Sua ideia de que o conhecimento circula deixa os historiadores em alerta para as múltiplas possibilidades que os estudos focados em determinada região, por exemplo, podem trazer. Além de evidenciar o caráter relativo desses contextos considerados como “periféricos”, este tipo de estudo permite também que se note a existência de comunidades e práticas médicas e científicas locais que, ao se voltarem para a resolução de problemas cotidianos, mostram-se atualizadas e produtoras de conhecimento, trazendo elementos novos que nos levam a colocar em perspectiva o protagonismo de uma ciência pensada, sobretudo, a partir das regiões sul e sudeste do Brasil ou mesmo da Europa e dos Estados Unidos. E esse, nos parece, que é mais um motivo para apostar no potencial analítico do cruzamento entre as definições do que se convencionou chamar de História das Ciências e História Regional. Ao nos permitirem observar realidades mais específicas e ajustar as lentes para o dia-a-dia das práticas científicas, esse “casamento” entre dois campos correlatos possibilitará também que, no futuro, possamos contar com uma base variada e sólida de análises para a realização de mais estudos comparativos.

Por fim, ressaltamos ainda os artigos livres enviados para o v. 17, n. 30, 2020, da Revista Outros Tempos.
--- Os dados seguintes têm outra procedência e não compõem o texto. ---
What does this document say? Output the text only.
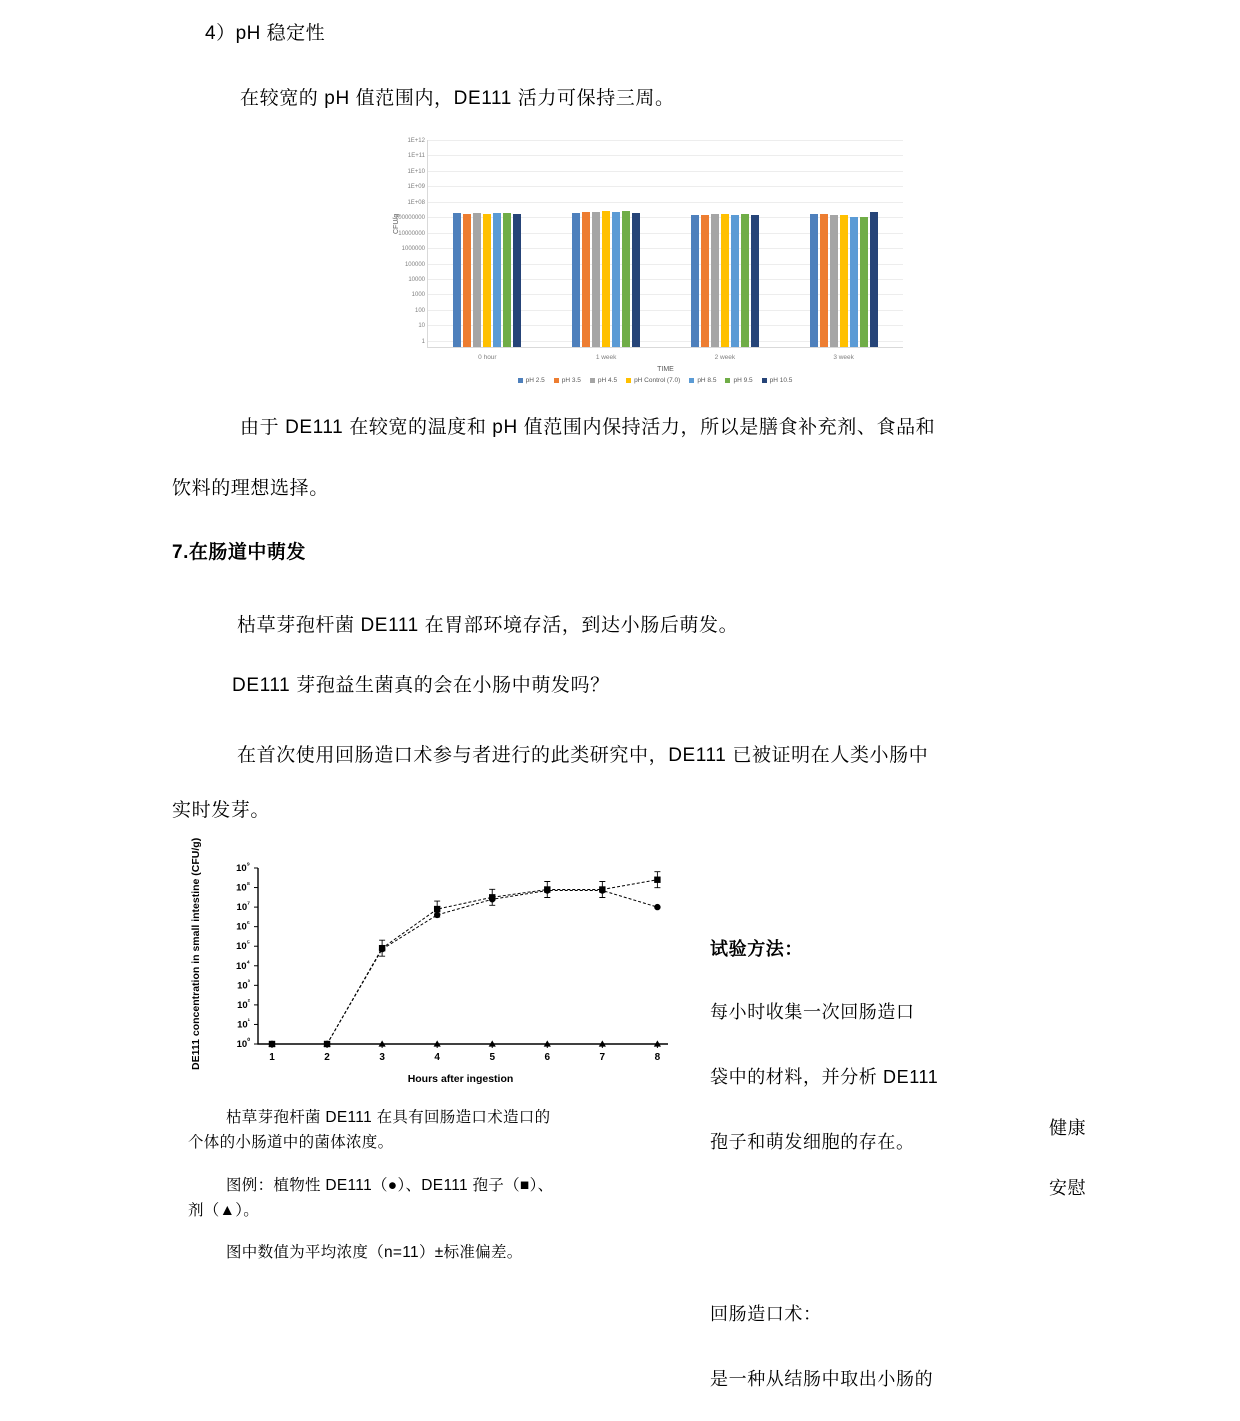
4）pH 稳定性
在较宽的 pH 值范围内，DE111 活力可保持三周。
CFU/g
TIME
1E+12
1E+11
1E+10
1E+09
1E+08
100000000
10000000
1000000
100000
10000
1000
100
10
1
0 hour	1 week	2 week	3 week
pH 2.5	pH 3.5	pH 4.5	pH Control (7.0)	pH 8.5	pH 9.5	pH 10.5
由于 DE111 在较宽的温度和 pH 值范围内保持活力，所以是膳食补充剂、食品和
饮料的理想选择。
7.在肠道中萌发
枯草芽孢杆菌 DE111 在胃部环境存活，到达小肠后萌发。
DE111 芽孢益生菌真的会在小肠中萌发吗？
在首次使用回肠造口术参与者进行的此类研究中，DE111 已被证明在人类小肠中
实时发芽。
DE111 concentration in small intestine (CFU/g)	$10^{^0}$
$10^{^1}$
$10^{^2}$
$10^{^3}$
$10^{^4}$
$10^{^5}$
$10^{^6}$
$10^{^7}$
$10^{^8}$
$10^{^9}$
1	2	3	4	5	6	7	8
Hours after ingestion
枯草芽孢杆菌 DE111 在具有回肠造口术造口的
个体的小肠道中的菌体浓度。
图例：植物性 DE111（●）、DE111 孢子（■）、
剂（▲）。
图中数值为平均浓度（n=11）±标准偏差。
试验方法：
每小时收集一次回肠造口
袋中的材料，并分析 DE111
孢子和萌发细胞的存在。
健康
安慰
回肠造口术：
是一种从结肠中取出小肠的
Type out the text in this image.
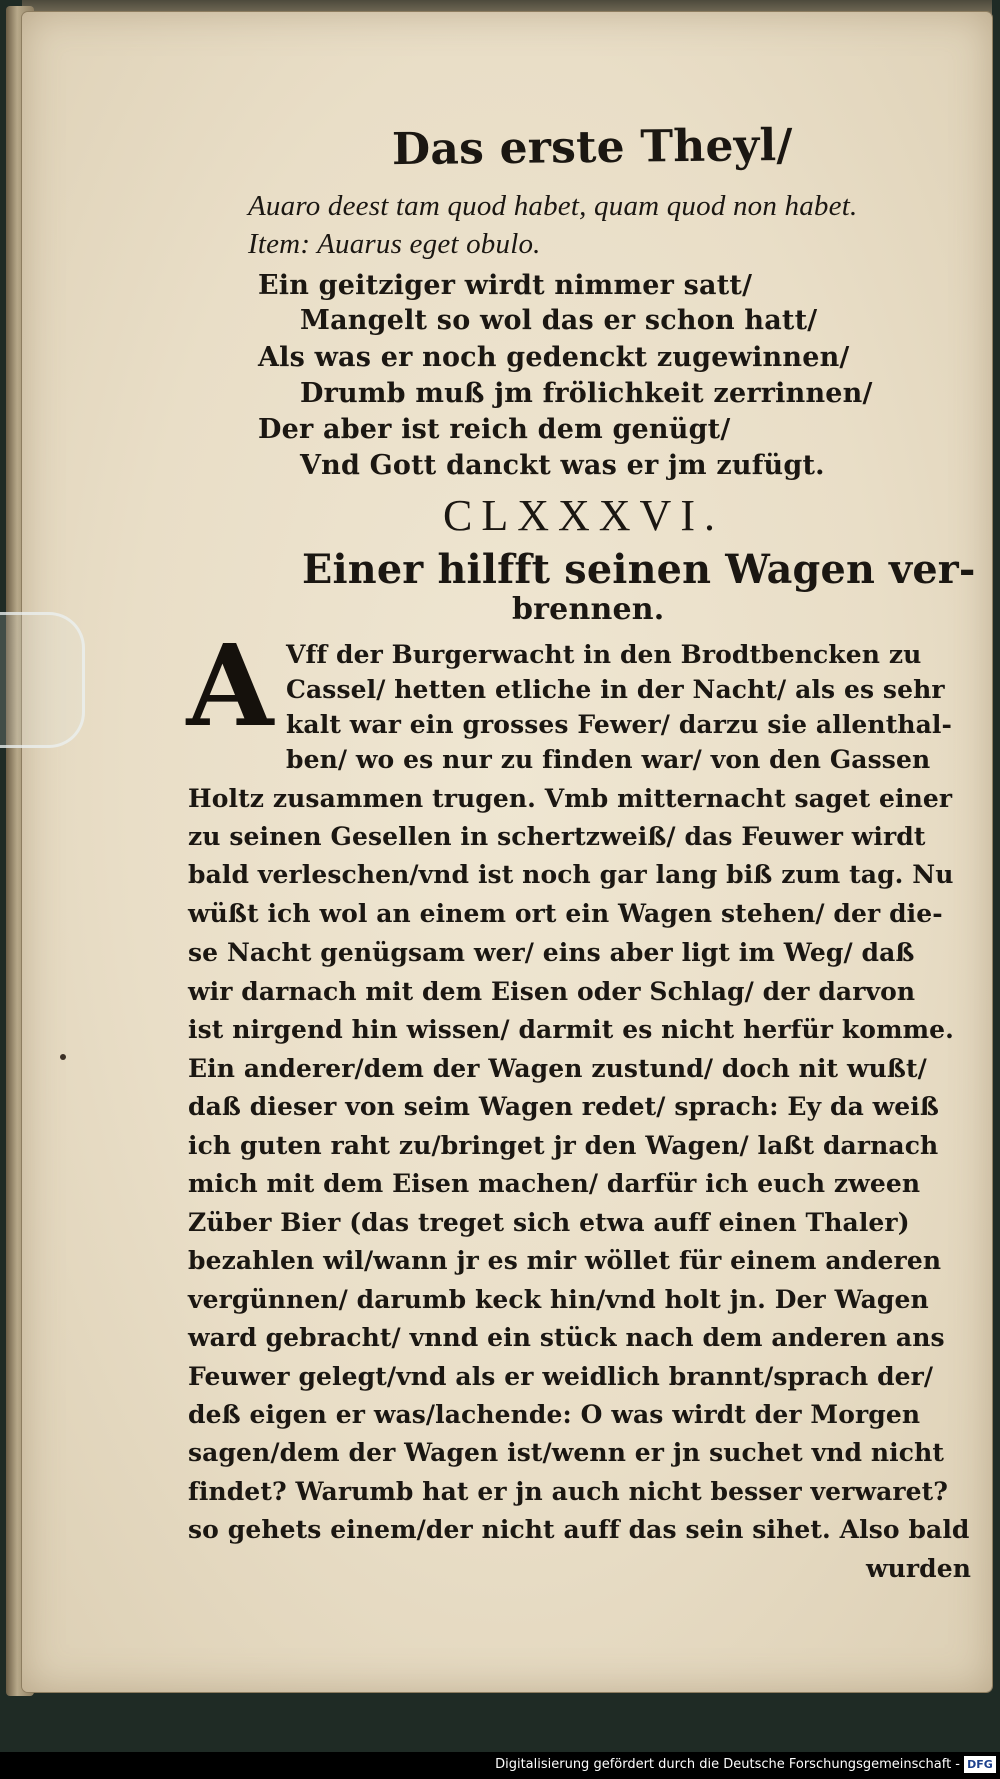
Das erste Theyl/
Auaro deest tam quod habet, quam quod non habet.
Item: Auarus eget obulo.
Ein geitziger wirdt nimmer satt/
Mangelt so wol das er schon hatt/
Als was er noch gedenckt zugewinnen/
Drumb muß jm frölichkeit zerrinnen/
Der aber ist reich dem genügt/
Vnd Gott danckt was er jm zufügt.
CLXXXVI.
Einer hilfft seinen Wagen ver-
brennen.
A Vff der Burgerwacht in den Brodtbencken zu
Cassel/ hetten etliche in der Nacht/ als es sehr
kalt war ein grosses Fewer/ darzu sie allenthal-
ben/ wo es nur zu finden war/ von den Gassen
Holtz zusammen trugen. Vmb mitternacht saget einer
zu seinen Gesellen in schertzweiß/ das Feuwer wirdt
bald verleschen/vnd ist noch gar lang biß zum tag. Nu
wüßt ich wol an einem ort ein Wagen stehen/ der die-
se Nacht genügsam wer/ eins aber ligt im Weg/ daß
wir darnach mit dem Eisen oder Schlag/ der darvon
ist nirgend hin wissen/ darmit es nicht herfür komme.
Ein anderer/dem der Wagen zustund/ doch nit wußt/
daß dieser von seim Wagen redet/ sprach: Ey da weiß
ich guten raht zu/bringet jr den Wagen/ laßt darnach
mich mit dem Eisen machen/ darfür ich euch zween
Züber Bier (das treget sich etwa auff einen Thaler)
bezahlen wil/wann jr es mir wöllet für einem anderen
vergünnen/ darumb keck hin/vnd holt jn. Der Wagen
ward gebracht/ vnnd ein stück nach dem anderen ans
Feuwer gelegt/vnd als er weidlich brannt/sprach der/
deß eigen er was/lachende: O was wirdt der Morgen
sagen/dem der Wagen ist/wenn er jn suchet vnd nicht
findet? Warumb hat er jn auch nicht besser verwaret?
so gehets einem/der nicht auff das sein sihet. Also bald
wurden
Digitalisierung gefördert durch die Deutsche Forschungsgemeinschaft - DFG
Mesmo que tais trabalhos não estejam no rol dos artigos do dossiê sobre “As relações nação-região e os espaços de fronteira no processo de institucionalização das ciências e da saúde no Brasil”, os leitores perceberão que 4 todos dialogam diretamente com a proposta dos organizadores, pois trata-se também de uma tentativa de trazer à tona outras experiências históricas em contextos diversos dos já tradicionalmente trabalhados por uma historiografia oficial. Tal constatação já nos deixa com a sensação de que todo o esforço de organização e reunião dos artigos, entrevista, estudo de caso, foi completamente recompensado pelo resultado final apresentado neste volume.

Boa leitura!


COE, Agostinho Júnior Holanda; VIEIRA, Tamara Rangel. Editorial. Outros Tempos, Maranhão, v. 17, n. 30, 2020. Acessar publicação original [DR]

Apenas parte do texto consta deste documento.